Rule #1: ‘A weak expression is not a mixed expression’

A weak or a slight expression of any emotion is either a masked expression or it is simply the representation of the emotion in its earlier, weaker stage. It can never represent a mixture of two or more emotions, no matter how subtle it appears.

To know if it is a masked expression, you’ll have to wait a while. If the expression turns stronger then it wasn’t a masked expression but if the expression fades away, then it surely was a masked expression.

Rule #2: ‘Upper part of the face is more reliable’

This means that while analyzing facial expressions, you should rely more on the eyebrows than on the mouth. Even if some of us are unaware of how our eyebrows convey our emotional state, all of us know the difference between a smile and a frown. Therefore, if a person has to manipulate his facial expression, he’s more likely to send the wrong signal with his mouth than with the eyebrows.

If you see anger in the eyebrows and a smile on the lips, then, most probably, the smile is not genuine and has been used to mask the anger.


Rule #3: ‘When confused, look at gestures of the body’

Many people are well-aware that facial expressions can convey a myriad of emotions. But most people are not so sure about the body gestures. They know that when they communicate, others look at their face and are keeping an eye on the expressions that they make. They don’t assume that people are also sizing up their body language.

Hence, they’re more likely to manipulate their facial expressions than body gestures. It is for this reason that if you observe anything confusing on the face, you should compare it with the non-verbals of the rest of the body.

Rule #4: ‘When confused, look at the context’

I’ve said it before and I’m saying it again, “If your conclusion doesn’t fit the context, then it is probably wrong.” Sometimes, when you’re confused between the masked and mixed facial expressions, the context might prove to be a savior and deliver you from your predicament.

Putting it all together

You need to keep all the above rules into consideration if you want accurate results. The more rules you consider the higher will be the accuracy of your conclusion.

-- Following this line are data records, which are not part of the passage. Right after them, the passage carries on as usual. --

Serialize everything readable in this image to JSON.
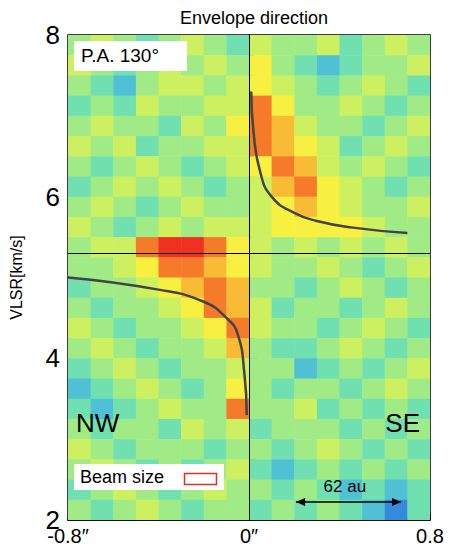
{
  "chart_data": {
    "type": "position_velocity",
    "title": "Envelope direction",
    "y_label": "VLSR[km/s]",
    "xlim": [
      -0.8,
      0.8
    ],
    "xticks": [
      {
        "value": -0.8,
        "label": "-0.8″"
      },
      {
        "value": 0,
        "label": "0″"
      },
      {
        "value": 0.8,
        "label": "0.8"
      }
    ],
    "ylim": [
      2,
      8
    ],
    "yticks": [
      2,
      4,
      6,
      8
    ],
    "grid": false,
    "annotations": {
      "pa": "P.A. 130°",
      "left_label": "NW",
      "right_label": "SE",
      "beam_label": "Beam size",
      "scale_label": "62 au"
    },
    "vlines": [
      0
    ],
    "hlines": [
      5.3
    ],
    "cells": {
      "x": [
        -0.75,
        -0.65,
        -0.55,
        -0.45,
        -0.35,
        -0.25,
        -0.15,
        -0.05,
        0.05,
        0.15,
        0.25,
        0.35,
        0.45,
        0.55,
        0.65,
        0.75
      ],
      "y": [
        7.875,
        7.625,
        7.375,
        7.125,
        6.875,
        6.625,
        6.375,
        6.125,
        5.875,
        5.625,
        5.375,
        5.125,
        4.875,
        4.625,
        4.375,
        4.125,
        3.875,
        3.625,
        3.375,
        3.125,
        2.875,
        2.625,
        2.375,
        2.125
      ],
      "z": [
        [
          4,
          5,
          4,
          3,
          4,
          5,
          4,
          3,
          5,
          4,
          4,
          5,
          3,
          4,
          5,
          4
        ],
        [
          5,
          4,
          3,
          4,
          5,
          4,
          5,
          4,
          6,
          4,
          3,
          2,
          3,
          4,
          4,
          5
        ],
        [
          4,
          3,
          2,
          4,
          5,
          5,
          4,
          5,
          6,
          5,
          4,
          3,
          4,
          5,
          4,
          3
        ],
        [
          3,
          4,
          3,
          5,
          4,
          4,
          5,
          5,
          8,
          6,
          4,
          4,
          5,
          4,
          3,
          4
        ],
        [
          4,
          5,
          4,
          4,
          3,
          5,
          4,
          6,
          8,
          7,
          5,
          4,
          4,
          3,
          4,
          5
        ],
        [
          5,
          4,
          5,
          3,
          4,
          4,
          5,
          5,
          8,
          7,
          6,
          5,
          3,
          4,
          5,
          4
        ],
        [
          4,
          3,
          4,
          5,
          4,
          3,
          4,
          5,
          6,
          8,
          7,
          5,
          4,
          5,
          4,
          3
        ],
        [
          3,
          4,
          5,
          4,
          5,
          4,
          3,
          4,
          5,
          7,
          8,
          6,
          5,
          4,
          3,
          4
        ],
        [
          4,
          5,
          4,
          3,
          4,
          5,
          4,
          4,
          5,
          6,
          7,
          6,
          5,
          4,
          4,
          5
        ],
        [
          5,
          4,
          3,
          4,
          5,
          4,
          5,
          5,
          5,
          6,
          6,
          6,
          6,
          5,
          4,
          4
        ],
        [
          4,
          5,
          5,
          8,
          9,
          9,
          8,
          6,
          5,
          4,
          5,
          4,
          5,
          4,
          5,
          4
        ],
        [
          4,
          4,
          5,
          6,
          8,
          8,
          7,
          6,
          5,
          4,
          4,
          5,
          4,
          3,
          4,
          5
        ],
        [
          3,
          4,
          4,
          5,
          6,
          7,
          8,
          7,
          4,
          4,
          3,
          4,
          5,
          4,
          3,
          4
        ],
        [
          4,
          3,
          4,
          4,
          5,
          6,
          8,
          7,
          5,
          3,
          4,
          4,
          3,
          4,
          5,
          4
        ],
        [
          5,
          4,
          3,
          4,
          4,
          5,
          6,
          8,
          5,
          4,
          4,
          3,
          4,
          5,
          4,
          3
        ],
        [
          4,
          5,
          4,
          3,
          4,
          4,
          5,
          7,
          4,
          3,
          3,
          4,
          5,
          4,
          3,
          4
        ],
        [
          3,
          4,
          5,
          4,
          3,
          4,
          4,
          5,
          4,
          4,
          2,
          3,
          4,
          3,
          4,
          5
        ],
        [
          2,
          3,
          4,
          5,
          4,
          3,
          4,
          6,
          4,
          3,
          4,
          4,
          3,
          4,
          5,
          4
        ],
        [
          3,
          2,
          3,
          4,
          5,
          4,
          4,
          8,
          4,
          4,
          5,
          3,
          4,
          3,
          4,
          3
        ],
        [
          4,
          3,
          4,
          4,
          3,
          5,
          4,
          5,
          3,
          4,
          4,
          4,
          3,
          4,
          3,
          4
        ],
        [
          5,
          4,
          3,
          4,
          4,
          4,
          3,
          4,
          4,
          3,
          4,
          5,
          4,
          3,
          4,
          3
        ],
        [
          4,
          5,
          4,
          3,
          4,
          3,
          4,
          5,
          3,
          2,
          3,
          4,
          3,
          4,
          3,
          4
        ],
        [
          3,
          4,
          5,
          4,
          3,
          4,
          5,
          4,
          4,
          3,
          4,
          3,
          2,
          3,
          2,
          3
        ],
        [
          4,
          3,
          4,
          5,
          4,
          3,
          4,
          4,
          3,
          4,
          3,
          4,
          3,
          2,
          1,
          3
        ]
      ],
      "zlim": [
        0,
        9
      ],
      "colors": [
        "#2040c0",
        "#40b0e8",
        "#70e0b0",
        "#b8f070",
        "#f8f040",
        "#f8a030",
        "#f03020"
      ]
    },
    "series": [
      {
        "type": "line",
        "color": "#444444",
        "x": [
          0.01,
          0.02,
          0.05,
          0.1,
          0.2,
          0.3,
          0.45,
          0.7
        ],
        "values": [
          7.3,
          6.8,
          6.3,
          6.0,
          5.8,
          5.7,
          5.62,
          5.55
        ]
      },
      {
        "type": "line",
        "color": "#444444",
        "x": [
          -0.01,
          -0.02,
          -0.05,
          -0.1,
          -0.2,
          -0.4,
          -0.8
        ],
        "values": [
          3.3,
          3.8,
          4.3,
          4.5,
          4.7,
          4.85,
          5.0
        ]
      }
    ]
  }
}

I’ll again give an example of a mix of the sadness and happiness expressions because it is more likely than any other blend of emotions to cause confusion. You see the sadness in a person’s eyebrows and a smile on their lips. You think, “Okay, the upper part of the face is more reliable so sadness is being masked by happiness.”  

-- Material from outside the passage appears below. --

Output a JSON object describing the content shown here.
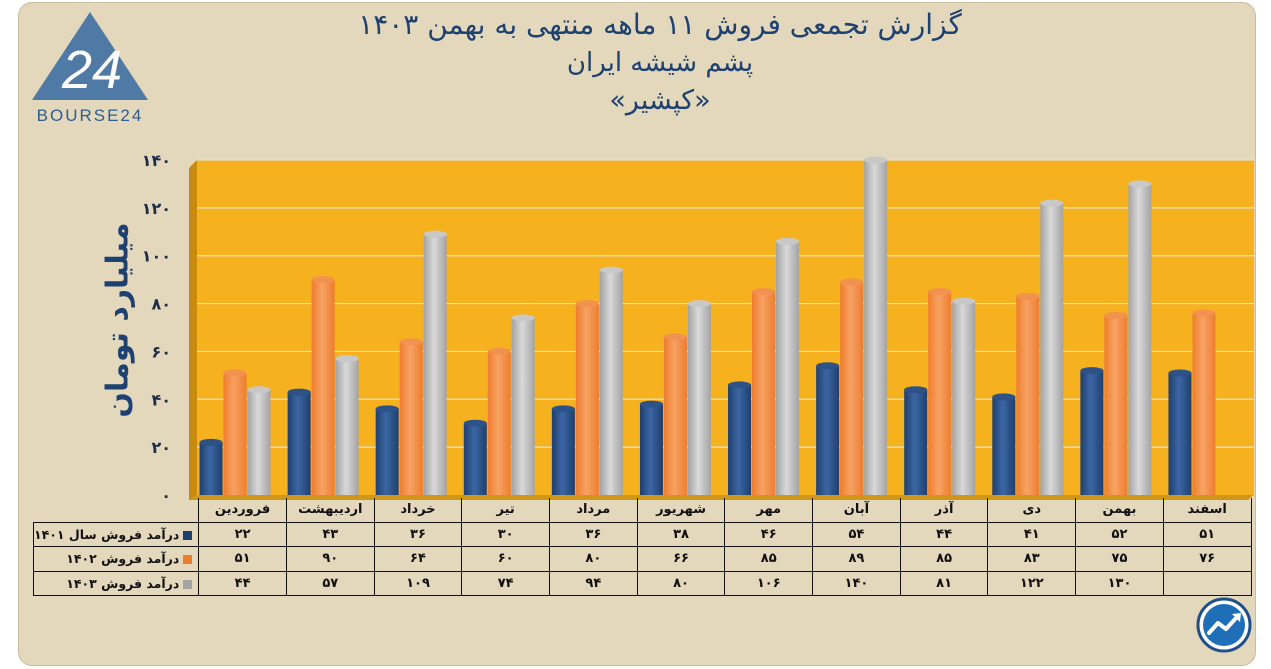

But wait… it is risky to make a conclusion based on only one rule.
Look at the non-verbals of the body. Look at the context. Do they justify your conclusion?
Some examples

mixed expression


This facial expression is a mix of surprise (raised brows, popped out eyes, open mouth), fear (stretched lips) and sadness (lip corners turned down). This is the kind of expression that someone would make when they hear or see something shocking and terrifying and sad at the same time.

mixed sad expression

  

This expression is a mix of surprise (popped out eyes, open mouth) and sadness (inverted ‘V’ brows, horseshoe wrinkle on the forehead). The person is sad and surprised at what he hears or sees, but there’s no fear.

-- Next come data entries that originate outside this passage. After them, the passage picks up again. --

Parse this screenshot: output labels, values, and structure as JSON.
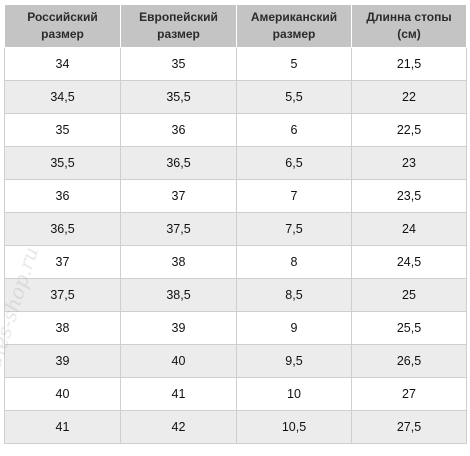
{
  "table": {
    "headers": [
      [
        "Российский",
        "размер"
      ],
      [
        "Европейский",
        "размер"
      ],
      [
        "Американский",
        "размер"
      ],
      [
        "Длинна стопы",
        "(см)"
      ]
    ],
    "rows": [
      [
        "34",
        "35",
        "5",
        "21,5"
      ],
      [
        "34,5",
        "35,5",
        "5,5",
        "22"
      ],
      [
        "35",
        "36",
        "6",
        "22,5"
      ],
      [
        "35,5",
        "36,5",
        "6,5",
        "23"
      ],
      [
        "36",
        "37",
        "7",
        "23,5"
      ],
      [
        "36,5",
        "37,5",
        "7,5",
        "24"
      ],
      [
        "37",
        "38",
        "8",
        "24,5"
      ],
      [
        "37,5",
        "38,5",
        "8,5",
        "25"
      ],
      [
        "38",
        "39",
        "9",
        "25,5"
      ],
      [
        "39",
        "40",
        "9,5",
        "26,5"
      ],
      [
        "40",
        "41",
        "10",
        "27"
      ],
      [
        "41",
        "42",
        "10,5",
        "27,5"
      ]
    ]
  },
  "watermark": "ladies-shop.ru",
  "colors": {
    "header_bg": "#c4c4c4",
    "row_alt_bg": "#ececec",
    "row_bg": "#ffffff"
  }
}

mixed expression- contempt


This guy is feeling slightly surprised (one popped out eye, one raised brow), disgust (nostrils pulled back, wrinkled nose) and contempt (one lip corner turned up). He’s seeing or hearing something mildly surprising (since surprise registers only on one side of his face) that is disgusting at the same time. Since contempt is also shown here, it means the expression is directed toward another human being. 
masked facial expression

        

This one’s a good example of a masked facial expression. The upper part of the man’s face is showing sadness (horseshoe wrinkle on the forehead) but at the same time, he is smiling. The smile has been used here to mask the sadness. This is also confirmed by the fact the smile is clearly a fake one. When we’re masking our true emotions, we often use a fake smile to convince the other person that we’re ‘fine’ or ‘okay’ with whatever’s happening. 

To give you an example as to the kinds of situations in which such masked facial expressions may be used, think of this scenario: His long-time crush tells him that she’s getting engaged to someone else and he replies, “I’m happy for you” and then makes this facial expression.